Now, for the substance of the WaPo's report:
The justices are dealing with a technical question: When may federal courts hear claims that involve state probate proceedings? Smith lost in Texas state courts, which found that E. Pierce Marshall was the sole heir to his father's estate....What, you aren't entertained by diversity jurisdiction? Hey, I teach this subject, and, much as I would inject enthusiasm into the topic in class, I admit it's pretty technical. Law aside, I just can't help wanting Anna Nicole to get the money.
"Most people will do a double take," said Edward Morrison, a former Supreme Court clerk who specializes in bankruptcy law at Columbia University. "It raises the novelty level and makes a technical issue somewhat more entertaining."

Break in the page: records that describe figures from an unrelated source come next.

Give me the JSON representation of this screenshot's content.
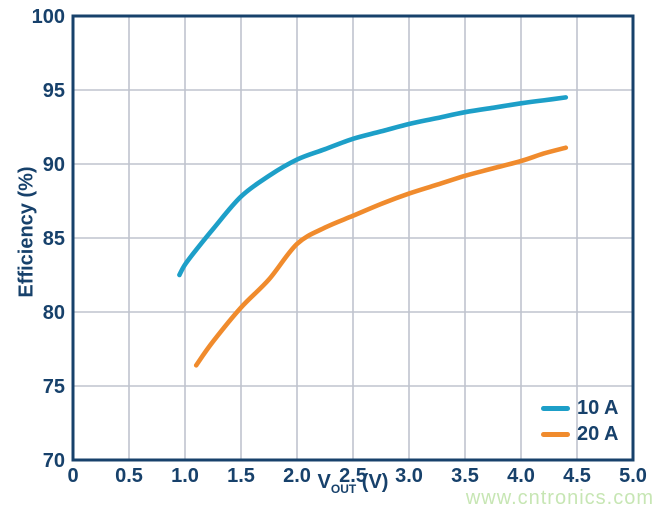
{
  "chart_data": {
    "type": "line",
    "title": "",
    "ylabel": "Efficiency (%)",
    "xlabel_main": "V",
    "xlabel_sub": "OUT",
    "xlabel_unit": "(V)",
    "xlim": [
      0,
      5
    ],
    "ylim": [
      70,
      100
    ],
    "grid": true,
    "legend_position": "bottom-right-inside",
    "x_ticks": [
      {
        "v": 0,
        "label": "0"
      },
      {
        "v": 0.5,
        "label": "0.5"
      },
      {
        "v": 1,
        "label": "1.0"
      },
      {
        "v": 1.5,
        "label": "1.5"
      },
      {
        "v": 2,
        "label": "2.0"
      },
      {
        "v": 2.5,
        "label": "2.5"
      },
      {
        "v": 3,
        "label": "3.0"
      },
      {
        "v": 3.5,
        "label": "3.5"
      },
      {
        "v": 4,
        "label": "4.0"
      },
      {
        "v": 4.5,
        "label": "4.5"
      },
      {
        "v": 5,
        "label": "5.0"
      }
    ],
    "y_ticks": [
      {
        "v": 70,
        "label": "70"
      },
      {
        "v": 75,
        "label": "75"
      },
      {
        "v": 80,
        "label": "80"
      },
      {
        "v": 85,
        "label": "85"
      },
      {
        "v": 90,
        "label": "90"
      },
      {
        "v": 95,
        "label": "95"
      },
      {
        "v": 100,
        "label": "100"
      }
    ],
    "series": [
      {
        "name": "10 A",
        "color": "#1d9fc8",
        "points": [
          [
            0.95,
            82.5
          ],
          [
            1.0,
            83.2
          ],
          [
            1.1,
            84.2
          ],
          [
            1.25,
            85.6
          ],
          [
            1.5,
            87.8
          ],
          [
            1.75,
            89.2
          ],
          [
            2.0,
            90.3
          ],
          [
            2.25,
            91.0
          ],
          [
            2.5,
            91.7
          ],
          [
            2.75,
            92.2
          ],
          [
            3.0,
            92.7
          ],
          [
            3.25,
            93.1
          ],
          [
            3.5,
            93.5
          ],
          [
            3.75,
            93.8
          ],
          [
            4.0,
            94.1
          ],
          [
            4.2,
            94.3
          ],
          [
            4.4,
            94.5
          ]
        ]
      },
      {
        "name": "20 A",
        "color": "#f08b2d",
        "points": [
          [
            1.1,
            76.4
          ],
          [
            1.25,
            78.0
          ],
          [
            1.5,
            80.3
          ],
          [
            1.75,
            82.2
          ],
          [
            2.0,
            84.6
          ],
          [
            2.25,
            85.7
          ],
          [
            2.5,
            86.5
          ],
          [
            2.75,
            87.3
          ],
          [
            3.0,
            88.0
          ],
          [
            3.25,
            88.6
          ],
          [
            3.5,
            89.2
          ],
          [
            3.75,
            89.7
          ],
          [
            4.0,
            90.2
          ],
          [
            4.2,
            90.7
          ],
          [
            4.4,
            91.1
          ]
        ]
      }
    ]
  },
  "colors": {
    "axis": "#17416b",
    "text": "#17416b",
    "grid": "#bfc3ce",
    "background": "#ffffff",
    "watermark": "#c7e6b4"
  },
  "watermark": "www.cntronics.com"
}
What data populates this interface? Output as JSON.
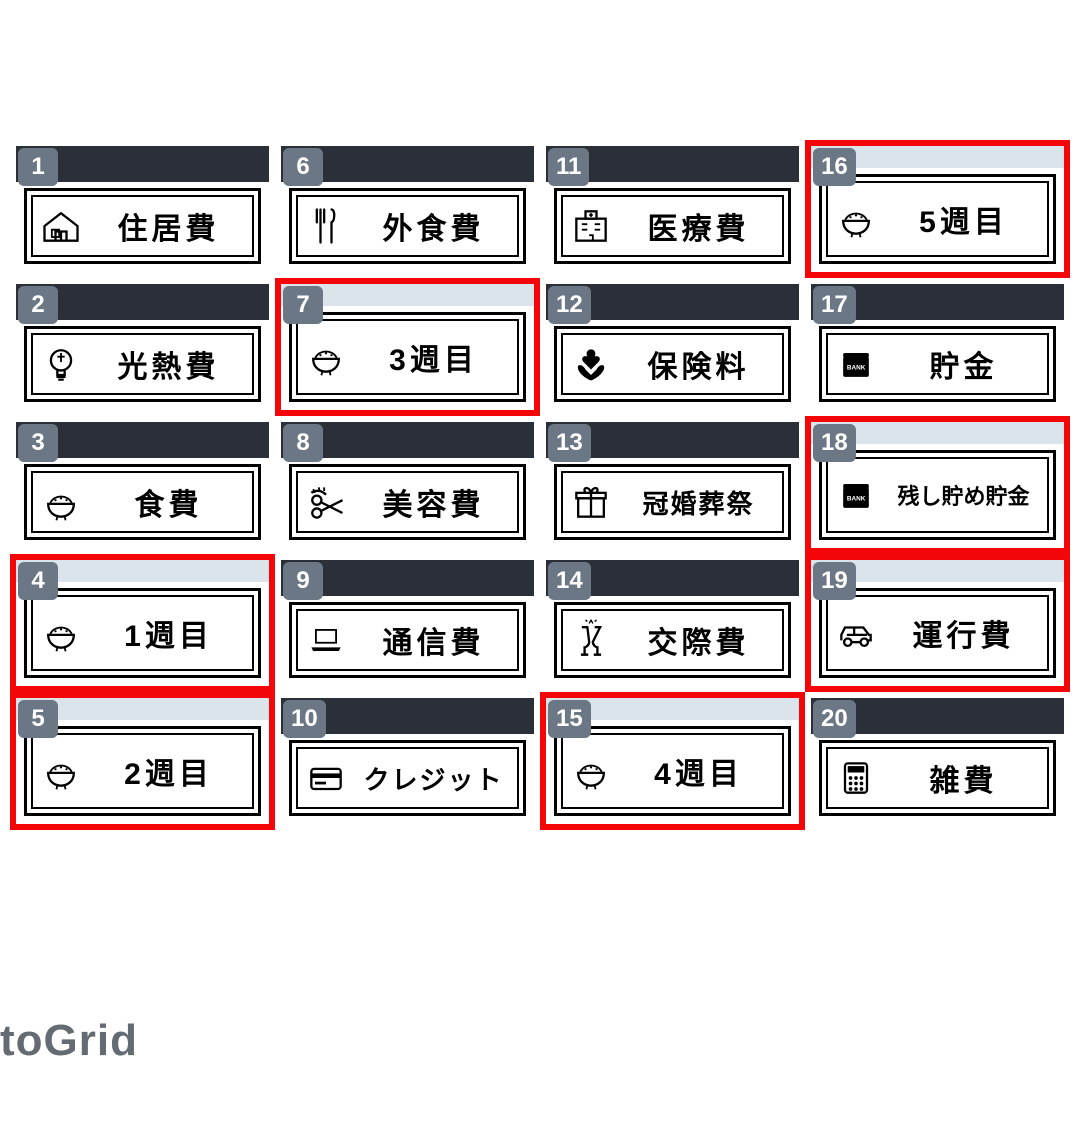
{
  "grid": {
    "cols": 4,
    "rows": 5,
    "colors": {
      "badge_bg": "#6b7785",
      "dark_bg": "#2b3038",
      "light_strip": "#dbe4ea",
      "highlight": "#f40508",
      "card_border": "#000000",
      "page_bg": "#ffffff",
      "watermark": "#646b72"
    }
  },
  "watermark": "toGrid",
  "cells": [
    {
      "num": "1",
      "label": "住居費",
      "icon": "house",
      "style": "dark",
      "hl": false,
      "size": "lg"
    },
    {
      "num": "6",
      "label": "外食費",
      "icon": "fork",
      "style": "dark",
      "hl": false,
      "size": "lg"
    },
    {
      "num": "11",
      "label": "医療費",
      "icon": "hospital",
      "style": "dark",
      "hl": false,
      "size": "lg"
    },
    {
      "num": "16",
      "label": "5週目",
      "icon": "rice",
      "style": "light",
      "hl": true,
      "size": "lg"
    },
    {
      "num": "2",
      "label": "光熱費",
      "icon": "bulb",
      "style": "dark",
      "hl": false,
      "size": "lg"
    },
    {
      "num": "7",
      "label": "3週目",
      "icon": "rice",
      "style": "light",
      "hl": true,
      "size": "lg"
    },
    {
      "num": "12",
      "label": "保険料",
      "icon": "hands",
      "style": "dark",
      "hl": false,
      "size": "lg"
    },
    {
      "num": "17",
      "label": "貯金",
      "icon": "bank",
      "style": "dark",
      "hl": false,
      "size": "lg"
    },
    {
      "num": "3",
      "label": "食費",
      "icon": "rice",
      "style": "dark",
      "hl": false,
      "size": "lg"
    },
    {
      "num": "8",
      "label": "美容費",
      "icon": "scissor",
      "style": "dark",
      "hl": false,
      "size": "lg"
    },
    {
      "num": "13",
      "label": "冠婚葬祭",
      "icon": "gift",
      "style": "dark",
      "hl": false,
      "size": "med"
    },
    {
      "num": "18",
      "label": "残し貯め貯金",
      "icon": "bank",
      "style": "light",
      "hl": true,
      "size": "sm"
    },
    {
      "num": "4",
      "label": "1週目",
      "icon": "rice",
      "style": "light",
      "hl": true,
      "size": "lg"
    },
    {
      "num": "9",
      "label": "通信費",
      "icon": "laptop",
      "style": "dark",
      "hl": false,
      "size": "lg"
    },
    {
      "num": "14",
      "label": "交際費",
      "icon": "cheers",
      "style": "dark",
      "hl": false,
      "size": "lg"
    },
    {
      "num": "19",
      "label": "運行費",
      "icon": "car",
      "style": "light",
      "hl": true,
      "size": "lg"
    },
    {
      "num": "5",
      "label": "2週目",
      "icon": "rice",
      "style": "light",
      "hl": true,
      "size": "lg"
    },
    {
      "num": "10",
      "label": "クレジット",
      "icon": "card",
      "style": "dark",
      "hl": false,
      "size": "med"
    },
    {
      "num": "15",
      "label": "4週目",
      "icon": "rice",
      "style": "light",
      "hl": true,
      "size": "lg"
    },
    {
      "num": "20",
      "label": "雑費",
      "icon": "calc",
      "style": "dark",
      "hl": false,
      "size": "lg"
    }
  ]
}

UPDATE: Here's a report on the oral argument:
A U.S. bankruptcy judge in California initially awarded Smith $474 million, but that was later reduced to about $90 million. A federal appeals court eventually tossed out the entire award, saying the bankruptcy judge should never have heard the case.I love when the justices paraphrase the argument in blunt terms! Anyway, they're only deciding the jurisdiction question, so these intimations about the substantive merits of the case don't mean much. It sounds as though she's going to win on the jurisdiction point, which is about whether a limitation that the Court has read into the diversity jurisdiction statute applies ought also to apply in a bankruptcy jurisdiction case.
Several justices expressed sharp skepticism that only the Texas state court could settle the dispute over the estate.
"That's not the way our system works," said Justice Ruth Bader Ginsburg. "I've never heard a state probate court say you cannot bring a claim in another court."
The justices Tuesday seemed especially interested in several details of the dispute: whether documents were tampered with, whether Smith was kept from her husband's bedside as he was dying, and the amount of money she would receive if she were to win the case.
"'I just want some money from this guy.' That's all she's saying," Justice David Souter said. "Just give me the money I would have had."